子夜,联军开始有序撤军。
韩军由韩举率万人,在东侧拒敌;安平君赵豹亲自率万人在西侧布阵。
韩、赵两军各归本阵,马蹄裹布,偃旗息鼓,向北而去。
魏军斥候发现了联军异动,公孙衍得知后当即点起本部兵马奋起追击,公孙喜部紧随其后。
夜空中,月色清亮,几颗大星在闪烁。

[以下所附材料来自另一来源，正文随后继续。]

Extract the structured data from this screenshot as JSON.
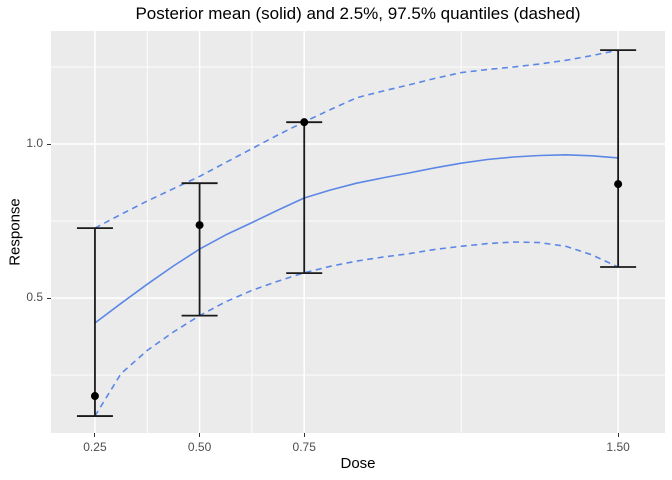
{
  "figure": {
    "title": "Posterior mean (solid) and 2.5%, 97.5% quantiles (dashed)",
    "x_axis_label": "Dose",
    "y_axis_label": "Response"
  },
  "chart_data": {
    "type": "line",
    "title": "Posterior mean (solid) and 2.5%, 97.5% quantiles (dashed)",
    "xlabel": "Dose",
    "ylabel": "Response",
    "xlim": [
      0.145,
      1.612
    ],
    "ylim": [
      0.062,
      1.367
    ],
    "grid": true,
    "legend_position": "none",
    "x_major_ticks": [
      {
        "value": 0.25,
        "label": "0.25"
      },
      {
        "value": 0.5,
        "label": "0.50"
      },
      {
        "value": 0.75,
        "label": "0.75"
      },
      {
        "value": 1.5,
        "label": "1.50"
      }
    ],
    "y_major_ticks": [
      {
        "value": 0.5,
        "label": "0.5"
      },
      {
        "value": 1.0,
        "label": "1.0"
      }
    ],
    "x_minor_gridlines": [
      0.375,
      0.625,
      1.125
    ],
    "y_minor_gridlines": [
      0.25,
      0.75,
      1.25
    ],
    "series": [
      {
        "name": "quantile-2.5",
        "style": "dashed",
        "x": [
          0.25,
          0.3125,
          0.375,
          0.4375,
          0.5,
          0.5625,
          0.625,
          0.6875,
          0.75,
          0.8125,
          0.875,
          0.9375,
          1.0,
          1.0625,
          1.125,
          1.1875,
          1.25,
          1.3125,
          1.375,
          1.4375,
          1.5
        ],
        "y": [
          0.117,
          0.255,
          0.33,
          0.39,
          0.443,
          0.488,
          0.525,
          0.555,
          0.582,
          0.603,
          0.62,
          0.633,
          0.644,
          0.658,
          0.668,
          0.677,
          0.682,
          0.68,
          0.668,
          0.64,
          0.601
        ]
      },
      {
        "name": "quantile-97.5",
        "style": "dashed",
        "x": [
          0.25,
          0.3125,
          0.375,
          0.4375,
          0.5,
          0.5625,
          0.625,
          0.6875,
          0.75,
          0.8125,
          0.875,
          0.9375,
          1.0,
          1.0625,
          1.125,
          1.1875,
          1.25,
          1.3125,
          1.375,
          1.4375,
          1.5
        ],
        "y": [
          0.727,
          0.772,
          0.815,
          0.855,
          0.895,
          0.94,
          0.985,
          1.03,
          1.072,
          1.112,
          1.15,
          1.172,
          1.192,
          1.213,
          1.232,
          1.242,
          1.25,
          1.26,
          1.272,
          1.287,
          1.305
        ]
      },
      {
        "name": "posterior-mean",
        "style": "solid",
        "x": [
          0.25,
          0.3125,
          0.375,
          0.4375,
          0.5,
          0.5625,
          0.625,
          0.6875,
          0.75,
          0.8125,
          0.875,
          0.9375,
          1.0,
          1.0625,
          1.125,
          1.1875,
          1.25,
          1.3125,
          1.375,
          1.4375,
          1.5
        ],
        "y": [
          0.419,
          0.483,
          0.545,
          0.604,
          0.659,
          0.705,
          0.745,
          0.786,
          0.825,
          0.851,
          0.873,
          0.89,
          0.906,
          0.923,
          0.938,
          0.95,
          0.958,
          0.963,
          0.965,
          0.962,
          0.955
        ]
      }
    ],
    "error_bars": [
      {
        "dose": 0.25,
        "mean": 0.182,
        "lower": 0.117,
        "upper": 0.727
      },
      {
        "dose": 0.5,
        "mean": 0.737,
        "lower": 0.443,
        "upper": 0.873
      },
      {
        "dose": 0.75,
        "mean": 1.071,
        "lower": 0.581,
        "upper": 1.071
      },
      {
        "dose": 1.5,
        "mean": 0.87,
        "lower": 0.601,
        "upper": 1.305
      }
    ],
    "colors": {
      "line": "#5C87E6",
      "panel_bg": "#EBEBEB",
      "grid": "#FFFFFF",
      "errorbar": "#1A1A1A",
      "point": "#000000",
      "tick_label": "#4D4D4D",
      "axis_title": "#000000"
    }
  }
}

魏军两路大军不防联军竟有断后,前锋追得太急一个照面便吃了个小亏,被韩、赵将军打了个埋伏,损失了数百人,魏军急忙后撤以稳住阵脚。
断后的联军也不恋战,趁魏军愣神的功夫追击大部队去了。
魏军两路相隔二里路,公孙喜亲自来找公孙衍问策。
“族兄,追还是不追?”
公孙衍瞪了他一眼,“当然要追!你那边可有赵军?”
公孙喜略一思索,道:“皆是韩军!”
公孙衍冷哼一声飞身上马,“追杀韩军!”
公孙喜一愣,忙跑到公孙衍马下问道:“赵军怎么办?”
“放赵军走!”
“赵军才是主力,族兄为何不追击赵军?”
公孙衍冷哼道:“赵、魏相争多年,不可能在此时就分出胜负。韩国却不一样,它向来与我魏国为盟,此番竟助赵国攻我,我不痛击之,韩王如何能将伤痛记在心中?!”
经公孙衍这么一说,公孙喜也明白了,他拱拱手,回归本部追击韩军去了。